I. L. a formé un pourvoi devant la Riigikohus (Cour suprême, Estonie) tendant à l’annulation de l’ordonnance de la Tallinna Ringkonnakohus (cour d’appel de Tallinn) et à la constatation de l’illégalité de son placement en rétention. Dans son pourvoi, I. L. a précisé qu’il serait fondé à introduire un recours en réparation contre le PPA si la Riigikohus (Cour suprême) rendait un jugement constatant l’illégalité de son placement en rétention.

17

La juridiction de renvoi précise que le litige au principal porte uniquement sur l’autorisation de placement en rétention dont I. L. a fait l’objet.

18

Contrairement à l’appréciation de la PPA, cette juridiction considère que le placement de I. L. en rétention ne pouvait pas être ordonné sur le fondement d’un « risque de fuite », au sens de l’article 15, paragraphe 2, point 1, de la VSS. Ladite juridiction constate, à cet égard, qu’aucun des cas de figure énumérés à l’article 68 de cette loi, dont l’objet est de définir la notion de « risque de fuite », n’est satisfait dans les circonstances du litige au principal.

19

En ce qui concerne, en particulier, le critère établi à l’article 68, point 4, de la VSS, lequel vise l’hypothèse d’une condamnation pénale à une peine privative de liberté, la juridiction de renvoi souligne qu’il suppose l’existence d’une décision définitive.
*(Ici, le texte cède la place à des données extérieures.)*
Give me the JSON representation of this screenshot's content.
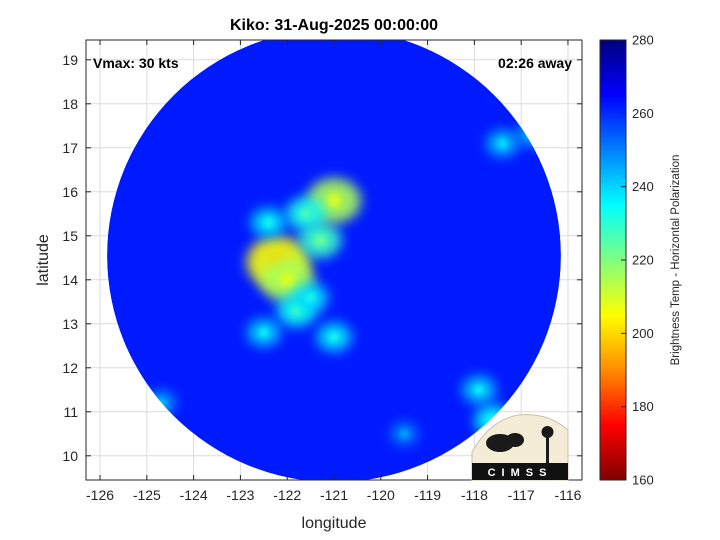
{
  "chart_data": {
    "type": "heatmap",
    "title": "Kiko: 31-Aug-2025 00:00:00",
    "xlabel": "longitude",
    "ylabel": "latitude",
    "xlim": [
      -126.3,
      -115.7
    ],
    "ylim": [
      9.45,
      19.45
    ],
    "xticks": [
      -126,
      -125,
      -124,
      -123,
      -122,
      -121,
      -120,
      -119,
      -118,
      -117,
      -116
    ],
    "yticks": [
      10,
      11,
      12,
      13,
      14,
      15,
      16,
      17,
      18,
      19
    ],
    "grid": true,
    "annotations": {
      "vmax": "Vmax: 30 kts",
      "time_away": "02:26 away"
    },
    "colorbar": {
      "label": "Brightness Temp - Horizontal Polarization",
      "range": [
        160,
        280
      ],
      "ticks": [
        160,
        180,
        200,
        220,
        240,
        260,
        280
      ],
      "colors": [
        "#7f0000",
        "#ff0000",
        "#ff8c00",
        "#ffff00",
        "#80ff80",
        "#00ffff",
        "#0080ff",
        "#0000ff",
        "#00007f"
      ]
    },
    "swath": {
      "center": [
        -121,
        14.55
      ],
      "radius_x_deg": 4.85,
      "radius_y_deg": 5.15,
      "background_temp": 262
    },
    "cold_features": [
      {
        "lon": -122.2,
        "lat": 14.4,
        "temp": 205
      },
      {
        "lon": -122.0,
        "lat": 14.0,
        "temp": 215
      },
      {
        "lon": -121.3,
        "lat": 14.9,
        "temp": 228
      },
      {
        "lon": -121.0,
        "lat": 15.8,
        "temp": 215
      },
      {
        "lon": -121.6,
        "lat": 15.5,
        "temp": 232
      },
      {
        "lon": -122.4,
        "lat": 15.3,
        "temp": 238
      },
      {
        "lon": -121.8,
        "lat": 13.3,
        "temp": 233
      },
      {
        "lon": -121.5,
        "lat": 13.6,
        "temp": 238
      },
      {
        "lon": -121.0,
        "lat": 12.7,
        "temp": 238
      },
      {
        "lon": -122.5,
        "lat": 12.8,
        "temp": 240
      },
      {
        "lon": -117.9,
        "lat": 11.5,
        "temp": 240
      },
      {
        "lon": -117.6,
        "lat": 10.8,
        "temp": 235
      },
      {
        "lon": -117.4,
        "lat": 17.1,
        "temp": 242
      },
      {
        "lon": -116.8,
        "lat": 17.3,
        "temp": 245
      },
      {
        "lon": -124.7,
        "lat": 11.2,
        "temp": 245
      },
      {
        "lon": -119.5,
        "lat": 10.5,
        "temp": 248
      }
    ],
    "logo_text": "CIMSS"
  }
}
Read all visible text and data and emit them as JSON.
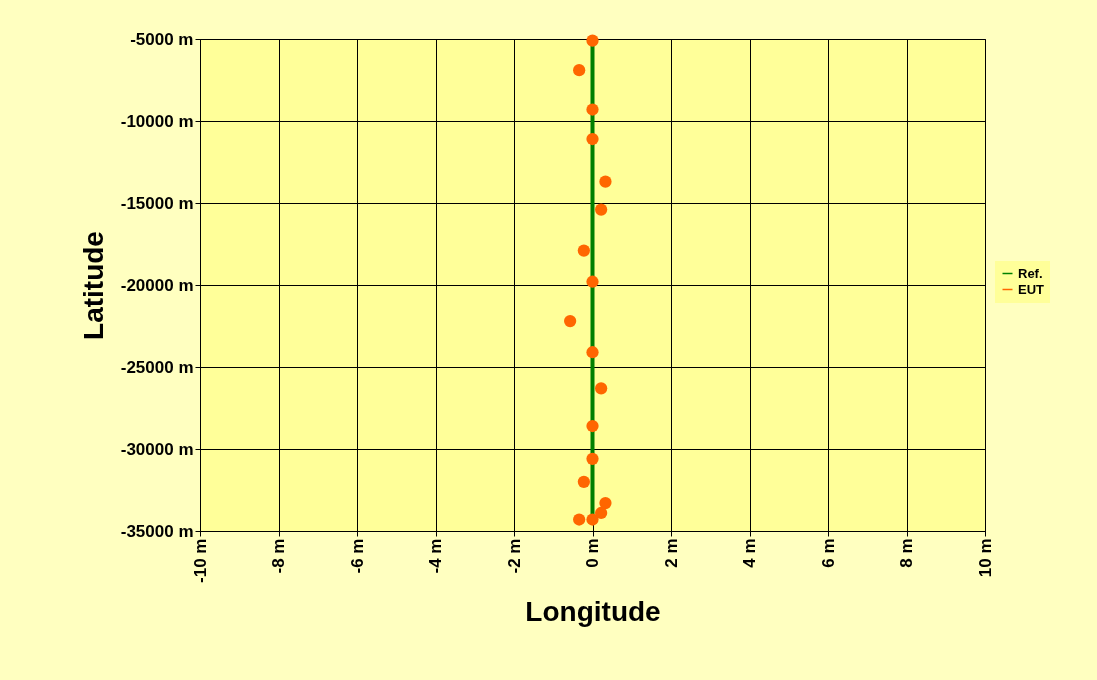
{
  "chart_data": {
    "type": "scatter",
    "xlabel": "Longitude",
    "ylabel": "Latitude",
    "xlim": [
      -10,
      10
    ],
    "ylim": [
      -35000,
      -5000
    ],
    "xticks": [
      {
        "value": -10,
        "label": "-10 m"
      },
      {
        "value": -8,
        "label": "-8 m"
      },
      {
        "value": -6,
        "label": "-6 m"
      },
      {
        "value": -4,
        "label": "-4 m"
      },
      {
        "value": -2,
        "label": "-2 m"
      },
      {
        "value": 0,
        "label": "0 m"
      },
      {
        "value": 2,
        "label": "2 m"
      },
      {
        "value": 4,
        "label": "4 m"
      },
      {
        "value": 6,
        "label": "6 m"
      },
      {
        "value": 8,
        "label": "8 m"
      },
      {
        "value": 10,
        "label": "10 m"
      }
    ],
    "yticks": [
      {
        "value": -35000,
        "label": "-35000 m"
      },
      {
        "value": -30000,
        "label": "-30000 m"
      },
      {
        "value": -25000,
        "label": "-25000 m"
      },
      {
        "value": -20000,
        "label": "-20000 m"
      },
      {
        "value": -15000,
        "label": "-15000 m"
      },
      {
        "value": -10000,
        "label": "-10000 m"
      },
      {
        "value": -5000,
        "label": "-5000 m"
      }
    ],
    "grid": true,
    "legend": "right",
    "series": [
      {
        "name": "Ref.",
        "type": "line",
        "color": "#008000",
        "x": [
          0,
          0
        ],
        "values": [
          -5000,
          -34300
        ]
      },
      {
        "name": "EUT",
        "marker": "circle",
        "color": "#ff6600",
        "x": [
          0,
          -0.34,
          0,
          0,
          0.33,
          0.22,
          -0.22,
          0,
          -0.57,
          0,
          0.22,
          0,
          0,
          -0.22,
          0.33,
          0.22,
          -0.34,
          0
        ],
        "values": [
          -5100,
          -6900,
          -9300,
          -11100,
          -13700,
          -15400,
          -17900,
          -19800,
          -22200,
          -24100,
          -26300,
          -28600,
          -30600,
          -32000,
          -33300,
          -33900,
          -34300,
          -34300
        ]
      }
    ]
  }
}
Or, la décision prononçant la condamnation de I. L. est seulement devenue définitive après la décision du Tallinna Halduskohus (tribunal administratif de Tallinn) d’autoriser son placement en rétention.

20

La juridiction de renvoi ajoute que le placement en rétention ne pouvait pas non plus être fondé sur l’article 15, paragraphe 2, points 2 et 3, de la VSS, lesquels visent, respectivement, un manquement au devoir de coopération et l’absence des documents nécessaires pour le voyage retour.

21

Par conséquent, la juridiction de renvoi estime que la légalité du placement en rétention de I. L. dépend de l’éventuel caractère exhaustif de l’énumération établie à l’article 15, paragraphe 2, de la VSS.

22

Selon une première interprétation, les trois motifs de placement en rétention énoncés à l’article 15, paragraphe 2, de la VSS sont exhaustifs. Étant donné que I. L. ne satisfait à aucun de ces trois motifs, son placement en rétention devrait être considéré comme étant illégal.

23

Selon une seconde interprétation, lesdits motifs ne sont pas exhaustifs, mais illustrent un critère général, à savoir le risque que l’exécution effective de l’éloignement soit compromise, lequel ressortirait de l’article 15, paragraphe 2, première phrase, de la VSS.

24

La juridiction de renvoi estime que les circonstances de l’espèce au principal pourraient effectivement comporter un tel risque, dans la mesure où il existait un risque réel que I. L. cherche à résoudre le conflit qui l’opposait à son ancienne compagne et, à cette occasion, que celui-ci commette une nouvelle infraction pénale. Or, la constatation et la sanction par une décision de justice d’une telle infraction ainsi que, le cas échéant, l’exécution de la peine prononcée auraient été de nature à reporter l’exécution de son éloignement à une date indéterminée.

25

Cette juridiction s’interroge sur la compatibilité d’une telle interprétation avec l’article 15, paragraphe 1, de la directive 2008/115.

26

En particulier, cette juridiction se demande si l’article 15, paragraphe 1, de la directive 2008/115 peut être interprété en ce sens qu’il autorise le placement en rétention sur le fondement du critère général identifié ci‑dessus, à savoir le risque que l’exécution effective de l’éloignement soit compromise, ou s’il doit être satisfait à l’un des deux motifs explicitement énoncés à cette disposition.

27

Dans ces conditions, la Riigikohus (Cour suprême) a décidé de surseoir à statuer et de poser à la Cour la question préjudicielle suivante :

« Convient-il d’interpréter l’article 15, paragraphe 1, première phrase, de la [directive 2008/115] en ce sens que les États membres peuvent placer en rétention le ressortissant d’un pays tiers qui, pendant qu’il est en liberté avant son éloignement, présente un risque réel de commettre une infraction pénale dont l’établissement et la sanction sont susceptibles de compliquer considérablement le processus d’éloignement ? »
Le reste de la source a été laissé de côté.